When I first became a mom, I used to joke about motherhood being a full-time job with no pay and rad benefits. Then I became a single mom and realized I had no idea what being a full-time parent was actually like. Without a doubt, single parenthood is pretty much the hardest thing I've ever done. It involved a lot of sleepless nights, missed events, and the absence of solo-trips to the bathroom (or anywhere, for that matter). There are so many things single moms can't do that other moms take for granted, and sometimes simply acknowleding that fact can make a single mom feel seen, heard, and valued.

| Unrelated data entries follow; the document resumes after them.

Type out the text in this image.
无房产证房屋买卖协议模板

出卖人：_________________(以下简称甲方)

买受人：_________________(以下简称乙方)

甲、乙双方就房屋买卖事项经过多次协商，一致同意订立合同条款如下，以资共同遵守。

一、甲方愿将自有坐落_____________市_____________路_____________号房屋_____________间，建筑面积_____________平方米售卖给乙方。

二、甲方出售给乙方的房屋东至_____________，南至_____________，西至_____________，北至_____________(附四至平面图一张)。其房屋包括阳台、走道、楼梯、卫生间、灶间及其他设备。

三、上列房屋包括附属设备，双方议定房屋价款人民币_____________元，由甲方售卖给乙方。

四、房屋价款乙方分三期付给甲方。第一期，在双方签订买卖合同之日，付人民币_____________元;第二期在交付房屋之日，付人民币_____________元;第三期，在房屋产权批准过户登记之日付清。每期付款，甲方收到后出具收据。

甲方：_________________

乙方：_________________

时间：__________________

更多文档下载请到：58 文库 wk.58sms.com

When I was married to my ex-husband I honestly already felt like a single mother. I mean, he was rarely home and wasn't a very involved parent. Then I actually became a single mom and realized that wasn't the case. Like, at all. When I was married, at least I could take a shower by myself or go for a run without having to take the day off from work or push the kids in the jogging strollers. I was unhappy in my marriage, to be sure, but I also received way more respect from people as a married woman with kids, than I did as a struggling single mom.
There were other things I took for granted. Namely, having adult contact, because oh how I longed for someone to have daily personal conversations with over the age of 4, or to be able to sleep in the same bed with someone every night. For me, single parenthood was a dichotomy of extremes — loneliness and wanting to be touched and constant running and wanting your kids to stop touching you. Being a single parent was hard at times, but it gave me some needed perspective on what I was missing, what I wanted in a partner, and what I needed in my life.
Now that I have re-married,I still think back to those hectic, busy days and long, lonely nights. I love my married life, but I won't ever take for granted having a loving partner and co-parent in my life again.
Taking A Bath
As a single mom, the only time I could really stop and take a breath was late at night or early in the morning. Even then, at least half the time, a child would wake up and I would have to get out or let them join me. Not exactly relaxing.
Finding Time For Self Care
I felt so guilty whenever I tried to take care of myself. I guess the so-called bright side, though, was the fact that I rarely had any time to take care of myself. Usually "self care" involved asking for a day off work, or asking someone to babysit or pick my kids up from school, and I couldn't afford either. So, most of the time I skipped out on self car entirely.
Staying At Home
When I was a single mom, I had to work to support my kids. I didn't have the luxury of staying home with them (not to say that staying at home with kids all day is in any way easy).
Then again, going to work (even when it was a job I hated) usually provided me with the only adult interaction I could enjoy, so it wasn't all bad.
Having A Partner To Vent To
Now that I am re-married, I realize that one thing I really value about having my spouse in my life is having someone I can vent to about, well, everything. Even just the act of telling someone about my day is super cathartic. Single parenthood is so lonely without it.
Attending Events With Your Kids
I had to miss a ton of events with my kids, usually because I couldn't find child care, bring my younger child along, or couldn't get time off during the work day. When I did attend, I always felt like everyone was judging me. Honestly, I felt like the worst mom on the planet.
Sleeping With A Partner Every Night
So, it's not like I was celibate when I was a single mom. I got some, but until I met my husband I didn't have someone to come home to every night. It was so lonely and often I had horrible insomnia as a result.
I remember calling my kids out of day care when I was too sick to drive them. I also remember driving them to day care when I was too sick to care for them. In case you're guessing, both instances sucked.
Losing Your Cool
Single parents often don't have the luxury of losing their sh*t. You have to be a parent every hour of every day. They also don't have the ability to do the things they need to do to recover when they do lose their cool, like taking a break, sitting alone in the bath with a bottle of wine, or going for a walk or a drive. Most of the time I just sat on the bathroom floor and cried.
I learned the hard way that co-parenting with a partner, even a less than stellar one, is way easier than single parenting and especially when your ex is a crappy co-parent or is absent entirely. Never underestimate the value of commiseration or collaborative problem solving, friends.